Фиалка Пратера | страница 28



Бергманн заговаривал с таксистами, студентами-медиками в баре, с убеленными сединой полковниками, возвращающимися из своих клубов, клерками, ночными бабочками на Пикадилли, стайкой мальчишек на набережной, облепивших барельеф У. Ш. Гилберта.[30] Его непосредственность никого не удивляла, все относились к ней как к должному. Я завидовал его раскрепощенности, его внутренней свободе — свободе ино-странника. Может, я и сам вел бы себя так же, окажись где-нибудь в Вене или Берлине. Благодаря удаче или интуиции, но Бергманну везло: он умел находить в толпе на редкость ярких и колоритных персонажей; однажды мы повстречали констебля с этюдником, писавшего акварели, в другой раз нам попался нищий бродяга, свободно изъяснявшийся на классическом греческом языке. Как и все иностранцы, Бергманн впадал в занятные обобщения. Мол, в Лондоне все полицейские рисуют, а грамотеи голодают.


Заканчивался год. Газеты излучали оптимизм, уверяя в том, что жизнь стремительно налаживается. Близящееся Рождество вселяло радужные надежды на будущее. Гитлер разглагольствовал о мире. Конференция по разоружению в очередной раз закончилась ничем.[31] Английскому правительству, с одной стороны, не хотелось упускать кусок пирога, а именно — оставаться в стороне от происходящих событий и провозглашать нейтралитет, с другой — оно отнюдь не торопилось связывать себя обещанием военной поддержки Франции. Те, кто намеревался отдохнуть летом в Европе, суеверно приговаривали: «если старушка к тому времени уцелеет». Словно по дереву стучали, чтоб не сглазить.
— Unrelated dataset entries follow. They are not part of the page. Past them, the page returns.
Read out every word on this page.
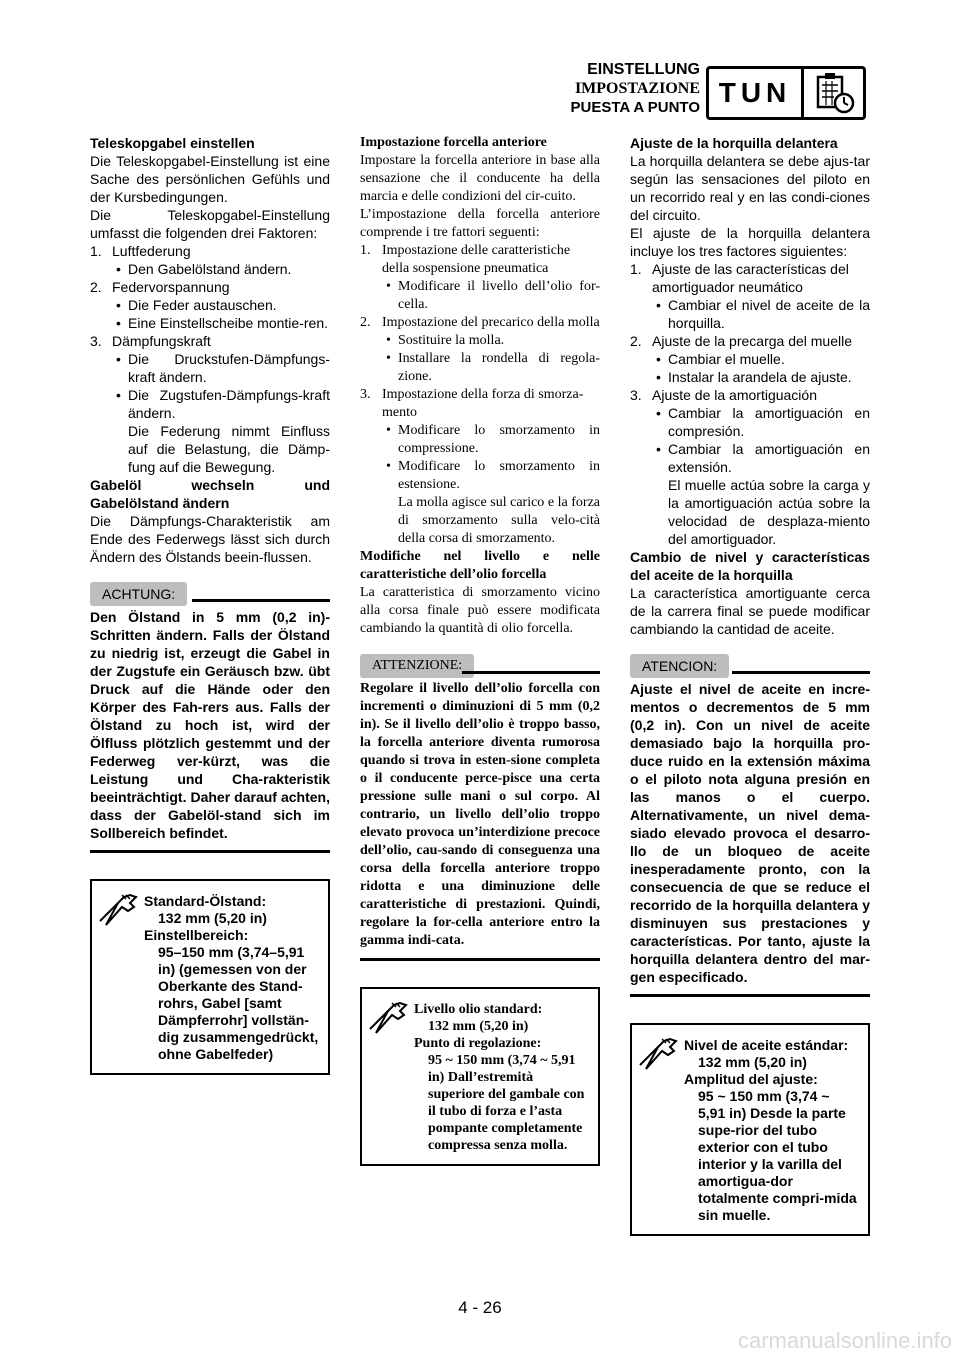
EINSTELLUNG
IMPOSTAZIONE
PUESTA A PUNTO TUN

Teleskopgabel einstellen

Die Teleskopgabel-Einstellung ist eine Sache des persönlichen Gefühls und der Kursbedingungen.

Die Teleskopgabel-Einstellung umfasst die folgenden drei Faktoren:

1. Luftfederung
• Den Gabelölstand ändern.
2. Federvorspannung
• Die Feder austauschen.
• Eine Einstellscheibe montie-ren.
3. Dämpfungskraft
• Die Druckstufen-Dämpfungs-kraft ändern.
• Die Zugstufen-Dämpfungs-kraft ändern.
Die Federung nimmt Einfluss auf die Belastung, die Dämp-fung auf die Bewegung.

Gabelöl wechseln und Gabelölstand ändern

Die Dämpfungs-Charakteristik am Ende des Federwegs lässt sich durch Ändern des Ölstands beein-flussen.

ACHTUNG:

Den Ölstand in 5 mm (0,2 in)-Schritten ändern. Falls der Ölstand zu niedrig ist, erzeugt die Gabel in der Zugstufe ein Geräusch bzw. übt Druck auf die Hände oder den Körper des Fah-rers aus. Falls der Ölstand zu hoch ist, wird der Ölfluss plötzlich gestemmt und der Federweg ver-kürzt, was die Leistung und Cha-rakteristik beeinträchtigt. Daher darauf achten, dass der Gabelöl-stand sich im Sollbereich befindet.

Standard-Ölstand:
132 mm (5,20 in)
Einstellbereich:
95–150 mm (3,74–5,91 in) (gemessen von der Oberkante des Stand-rohrs, Gabel [samt Dämpferrohr] vollstän-dig zusammengedrückt, ohne Gabelfeder)

Impostazione forcella anteriore

Impostare la forcella anteriore in base alla sensazione che il conducente ha della marcia e delle condizioni del cir-cuito.

L’impostazione della forcella anteriore comprende i tre fattori seguenti:

1. Impostazione delle caratteristiche della sospensione pneumatica
• Modificare il livello dell’olio for-cella.
2. Impostazione del precarico della molla
• Sostituire la molla.
• Installare la rondella di regola-zione.
3. Impostazione della forza di smorza-mento
• Modificare lo smorzamento in compressione.
• Modificare lo smorzamento in estensione.
La molla agisce sul carico e la forza di smorzamento sulla velo-cità della corsa di smorzamento.

Modifiche nel livello e nelle caratteristiche dell’olio forcella

La caratteristica di smorzamento vicino alla corsa finale può essere modificata cambiando la quantità di olio forcella.

ATTENZIONE:

Regolare il livello dell’olio forcella con incrementi o diminuzioni di 5 mm (0,2 in). Se il livello dell’olio è troppo basso, la forcella anteriore diventa rumorosa quando si trova in esten-sione completa o il conducente perce-pisce una certa pressione sulle mani o sul corpo. Al contrario, un livello dell’olio troppo elevato provoca un’interdizione precoce dell’olio, cau-sando di conseguenza una corsa della forcella anteriore troppo ridotta e una diminuzione delle caratteristiche di prestazioni. Quindi, regolare la for-cella anteriore entro la gamma indi-cata.

Livello olio standard:
132 mm (5,20 in)
Punto di regolazione:
95 ~ 150 mm (3,74 ~ 5,91 in) Dall’estremità superiore del gambale con il tubo di forza e l’asta pompante completamente compressa senza molla.

Ajuste de la horquilla delantera

La horquilla delantera se debe ajus-tar según las sensaciones del piloto en un recorrido real y en las condi-ciones del circuito.

El ajuste de la horquilla delantera incluye los tres factores siguientes:

1. Ajuste de las características del amortiguador neumático
• Cambiar el nivel de aceite de la horquilla.
2. Ajuste de la precarga del muelle
• Cambiar el muelle.
• Instalar la arandela de ajuste.
3. Ajuste de la amortiguación
• Cambiar la amortiguación en compresión.
• Cambiar la amortiguación en extensión.
El muelle actúa sobre la carga y la amortiguación actúa sobre la velocidad de desplaza-miento del amortiguador.

Cambio de nivel y características del aceite de la horquilla

La característica amortiguante cerca de la carrera final se puede modificar cambiando la cantidad de aceite.

ATENCION:

Ajuste el nivel de aceite en incre-mentos o decrementos de 5 mm (0,2 in). Con un nivel de aceite demasiado bajo la horquilla pro-duce ruido en la extensión máxima o el piloto nota alguna presión en las manos o el cuerpo. Alternativamente, un nivel dema-siado elevado provoca el desarro-llo de un bloqueo de aceite inesperadamente pronto, con la consecuencia de que se reduce el recorrido de la horquilla delantera y disminuyen sus prestaciones y características. Por tanto, ajuste la horquilla delantera dentro del mar-gen especificado.

Nivel de aceite estándar:
132 mm (5,20 in)
Amplitud del ajuste:
95 ~ 150 mm (3,74 ~ 5,91 in) Desde la parte supe-rior del tubo exterior con el tubo interior y la varilla del amortigua-dor totalmente compri-mida sin muelle.
4 - 26
carmanualsonline.info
Накануне Рождества мы с Бергманном выбрались на денек в Брайтон. Это был единственный раз, когда мы вдвоем покидали пределы Лондона. Поездка оставила у меня самые тягостные воспоминания. Из-за наплывающих клочьев молочно-белого тумана проглядывало зимнее солнце, покрывая бледной позолотой небо, раскинувшееся над сизо-свинцовой гладью Ла-Манша. Когда мы прогуливались вдоль причала, наше внимание привлек молодой человек, усердно лупивший по мячу. На нем были брюки гольф и противные, словно плохо приклеенные, усики.
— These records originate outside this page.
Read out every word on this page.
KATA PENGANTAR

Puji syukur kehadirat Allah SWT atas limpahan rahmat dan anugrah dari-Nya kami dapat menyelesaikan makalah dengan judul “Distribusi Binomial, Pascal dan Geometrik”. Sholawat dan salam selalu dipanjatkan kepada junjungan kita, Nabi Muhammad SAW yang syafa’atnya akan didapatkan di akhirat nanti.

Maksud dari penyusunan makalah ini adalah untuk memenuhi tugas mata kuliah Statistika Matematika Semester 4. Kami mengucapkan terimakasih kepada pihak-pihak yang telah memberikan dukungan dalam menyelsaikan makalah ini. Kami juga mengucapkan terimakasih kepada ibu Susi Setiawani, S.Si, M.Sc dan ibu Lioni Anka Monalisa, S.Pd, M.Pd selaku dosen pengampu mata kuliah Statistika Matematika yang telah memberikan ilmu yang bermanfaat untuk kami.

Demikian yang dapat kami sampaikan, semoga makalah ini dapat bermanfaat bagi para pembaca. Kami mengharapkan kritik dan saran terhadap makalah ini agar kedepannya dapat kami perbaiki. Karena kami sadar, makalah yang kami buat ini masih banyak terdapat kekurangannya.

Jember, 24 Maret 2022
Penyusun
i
— Этот никогда не зазвонит в колокол, — сказал я.

— Никто из них не может звонить в него, — мрачно ответствовал Бергманн. — Этому колоколу больше не суждено зазвонить. Отзвонились. Финита.

Обратно в Лондон мы возвращались в пульмановском вагоне. Обоих сморил морской бриз. И мне отчетливо, как наяву, привиделся кошмар о гитлеровской Германии.

Началось с того, что я увидел себя в зале суда. Я точно знал, что слушалось политическое дело. Нескольких коммунистов приговорили к смертной казни. В роли государственного обвинителя выступала средних лет дама со злым лицом и белесыми, стянутыми на затылке в пучок, волосами. Вскочив с места, она схватила одного из осужденных за шиворот и потащила к судейскому столу. Выхватив на ходу револьвер, выстрелила партийцу в спину. Его колени подкосились, голова упала на грудь; но эта мегера продолжала волочить его за собой, пока они не уперлись в судью, и выкрикнула: «Полюбуйтесь! Вот предатель!»